Without further ado, this is the code. Bear in mind this is not battle tested. If you have graph structures that will generate an error, that'll be on your own to fix :)

ConnectivityMatrix = [1 2
                     1 3
                     2 4
                     2 3
                     2 1
                     3 1
                     3 2
                     3 4
                     4 3
                     4 2
                     5 8
                     5 7
                     5 6
                     6 5
                     6 7
                     7 6
                     7 5
                     7 8
                     8 7
                     8 5];

%// Find all possible node IDs
nodeIDs = unique(ConnectivityMatrix(:));

%// Flag that tells us if there are any nodes we should visit
nodeIDList = false(1,numel(nodeIDs));

%// Stores our list of clusters
clusterList = {};

%// Keeps track of how many clusters we have
counter = 1;

%// Stack - initialize to empty
stackNodes = [];

%// While there is at least one node we need to visit
while (~all(nodeIDList))    
    % Find any node
    stackNodes = find(nodeIDList == false, 1);
    % Initialize our stack to contain this node
    nodesCluster = stackNodes;

    %// While our stack is not empty
    while (~isempty(stackNodes))
        % Grab the node off the stack and pop off
        node = stackNodes(end);
        stackNodes(end) = [];        

        %// If we have marked this node as visited, skip
        if (nodeIDList(node))
            continue;
        end

        %// Mark as visited 
        nodeIDList(node) = true;

        %// Retrieve all nodes connected to this node
        connectedNodes = ConnectivityMatrix(ConnectivityMatrix(:,1) == node, :);
        nodesToVisit = unique(connectedNodes(:,2).');

        %// Remove those already visited
        visitedNodes = ~nodeIDList(nodesToVisit);
        finalNodesToVisit = nodesToVisit(visitedNodes);

        %// Add to cluster
        nodesCluster = unique([nodesCluster finalNodesToVisit]);

        %// Add to stack
        stackNodes = unique([stackNodes finalNodesToVisit]);                
    end

    %// Add connected components to its own cluster
    clusterList{counter} = nodesCluster;
    counter = counter + 1;
end

Once we have run this code, we can display our clusters like so:

celldisp(clusterList)

clusterList{1} =

 1     2     3     4


clusterList{2} =

 5     6     7     8

As such, cluster #1 contains nodes 1,2,3,4 while cluster #2 contains nodes 5,6,7,8.
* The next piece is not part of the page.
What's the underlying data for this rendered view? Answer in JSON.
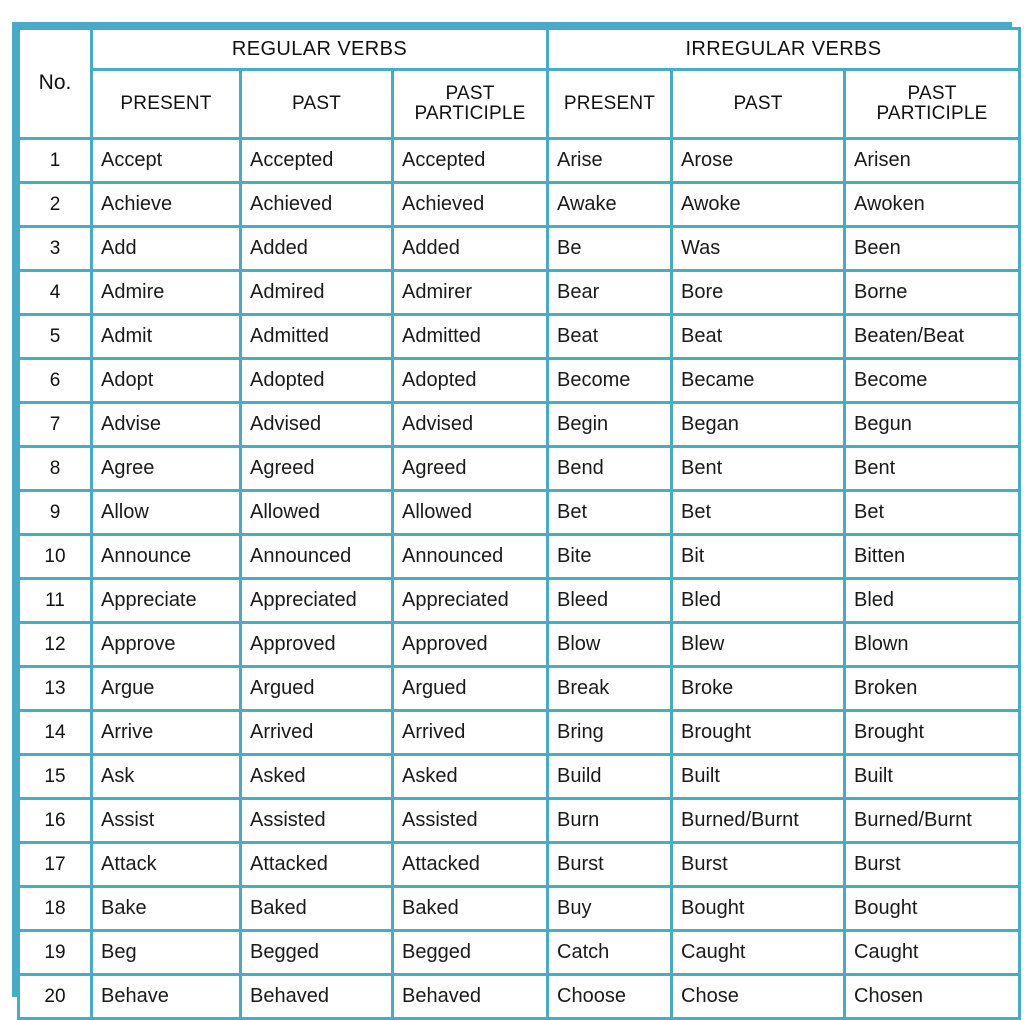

Bear in mind that this code will only work if you sequentially label your nodes as you did in your diagram. You can't skip any label numbers (i.e. you can't do 1,2,4,6,9, etc. This should be 1,2,3,4,5).

Good luck!



回答2:

You can use "off-the-shelf" Matlab commands for this problem. For example, you can use graphconncomp.



回答3:

The answer from rayryeng is pretty good. However, here are some details I would like to point out:

  • "numel(nodeIDs)" would bring in possible errors if your node label is not sequentially (i.e., you have 10 nodes and the maximum node label is 20). You could switch "numel(nodeIDs)" to "max(nodeIDs) or a larger value."
  • I also believe the following code would bring in some problems (i.e., some nodes are missing and become isolated nodes) when utilizing this function:

    connectedNodes = ConnectivityMatrix(ConnectivityMatrix(:,1) == node, :);
    nodesToVisit = unique(connectedNodes(:,2).');
    

    I modified the simple two lines with the following messy code:

    connectedNodes1 = ConnectivityMatrix (ConnectivityMatrix (:,1) == node, :);
    connectedNodes2 = ConnectivityMatrix (ConnectivityMatrix (:,2) == node, :);
    AC=connectedNodes1(:,2).';
    AD=connectedNodes2(:,1).';
    ACA=reshape(AC,[],1);
    ADA=reshape(AD,[],1);
    AE= [ACA; ADA] ;
    AEA=reshape(AE,[],1);
    AEA=AEA';
    nodesToVisit = unique(AEA);
    

    After modifying these two points, there are no problems with rayryeng's initial code.